O negro desceu do tronco, apanhou as roupas do rapaz e levou-as até ele. Só então, respondeu:
- Como o sinhozinho não apareceu no engenho, eu vim procurá-lo bem cedo. Não achei a vossa montaria, mas li os rastros no chão. Contei quatro pegadas de mulher e duas de montaria. Uma delas parecia de uma égua, já que levou rola bem aqui, onde se vê os cascos mais afundados e apenas seis pisadas - apontou o negro, sem olhar para o jovem que se vestia.
- Está ficando descuidado na leitura de rastro, Mtumba - riu o jovem - apenas três mulheres estiveram comigo, e não quatro como deduziu.

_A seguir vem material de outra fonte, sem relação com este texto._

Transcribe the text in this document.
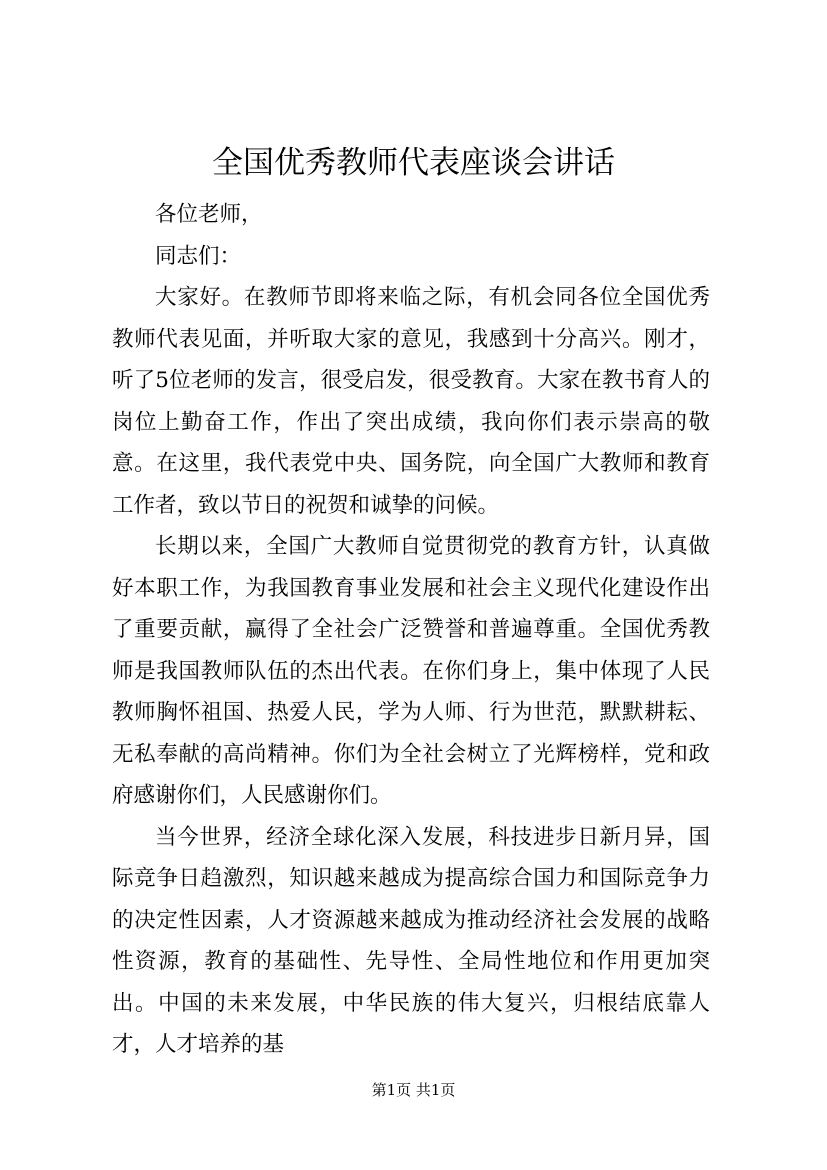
全国优秀教师代表座谈会讲话

各位老师，

同志们：

大家好。在教师节即将来临之际，有机会同各位全国优秀教师代表见面，并听取大家的意见，我感到十分高兴。刚才，听了5位老师的发言，很受启发，很受教育。大家在教书育人的岗位上勤奋工作，作出了突出成绩，我向你们表示崇高的敬意。在这里，我代表党中央、国务院，向全国广大教师和教育工作者，致以节日的祝贺和诚挚的问候。

长期以来，全国广大教师自觉贯彻党的教育方针，认真做好本职工作，为我国教育事业发展和社会主义现代化建设作出了重要贡献，赢得了全社会广泛赞誉和普遍尊重。全国优秀教师是我国教师队伍的杰出代表。在你们身上，集中体现了人民教师胸怀祖国、热爱人民，学为人师、行为世范，默默耕耘、无私奉献的高尚精神。你们为全社会树立了光辉榜样，党和政府感谢你们，人民感谢你们。

当今世界，经济全球化深入发展，科技进步日新月异，国际竞争日趋激烈，知识越来越成为提高综合国力和国际竞争力的决定性因素，人才资源越来越成为推动经济社会发展的战略性资源，教育的基础性、先导性、全局性地位和作用更加突出。中国的未来发展，中华民族的伟大复兴，归根结底靠人才，人才培养的基

第1页 共1页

O negro, que tinha os cabelos encarapinhados todos brancos, mas não aparentava ser um idoso, olhou com o cenho carregado para João Paes Barreto. Parecia que ia responder de forma agressiva ao jovem. Mas respirou fundo, cuspiu na areia uma mancha amarronzada de fumo mascado e falou tranquilamente:
- Quanto mais velho, menos besta eu fico. O sinhozinho esteve observado e não percebeu. Está esquecendo os ensinamentos que venho lhe dando desde que você era ainda um pimpolho.
João Paes olhou ao redor, visualizando as pegadas na areia, mas ainda estava convencido de que o negro havia contado mal o número de mulheres. Claro que sempre confiava no velho escravo, mas não ouvira ninguém se aproximar do rio a não ser a sinhazinha e as duas negras. Antes que ele perguntasse, o negro apontou para uns arbustos próximos. O jovem foi até lá e examinou o chão. Haviam pegadas não muito profundas na terra. De pequenos pés, indicando pertencerem a uma mulher. No entanto, não ultrapassavam os arbustos, voltando dali para a estrada. Realmente: alguém estivera espiando. Só não dava para saber se espiava dali antes ou depois que a sinhazinha havia ido embora. Mediu com o olhar o tamanho das marcas deixadas e comparou-o com as outras pegadas. Sim, pertenciam a uma pessoa que não era nenhuma das irmãs. Ficou preocupado. Será que a sinhazinha havia sido seguida, quando voltou à noite para encontrar-se com ele?
Nesse ínterim, o negro despiu-se totalmente. Antes, vestia-se como um lorde: tinha uma cartola de feltro na cabeça e portava um casaco de tecido caro, talvez importado da França ou Inglaterra. As calças brancas de linho eram coladas ao corpo, deixando ver, pelo volume, que era muito bem dotado. Um colete de seda e uma gravata do mesmo tecido completavam sua indumentária. Estava melhor vestido do que o sinhozinho. No entanto, não calçava sapatos. Seus pés eram grandes e seus passos firmes, apesar de já beirar os setenta anos. Depois de arrumar cuidadosamente as roupas no tronco, lançou-se ao rio, nadando com desenvoltura. Mergulhou algumas vezes e finalmente voltou à margem. Vestiu-se e depois levou dois dedos da mesma mão aos lábios, assoviando alto. Uma mula, carregada de mercadorias em duas cestas de cipós, uma de cada lado, apareceu de entre as árvores, relinchando. O negro lhe afagou o focinho e pegou-a pelas rédeas.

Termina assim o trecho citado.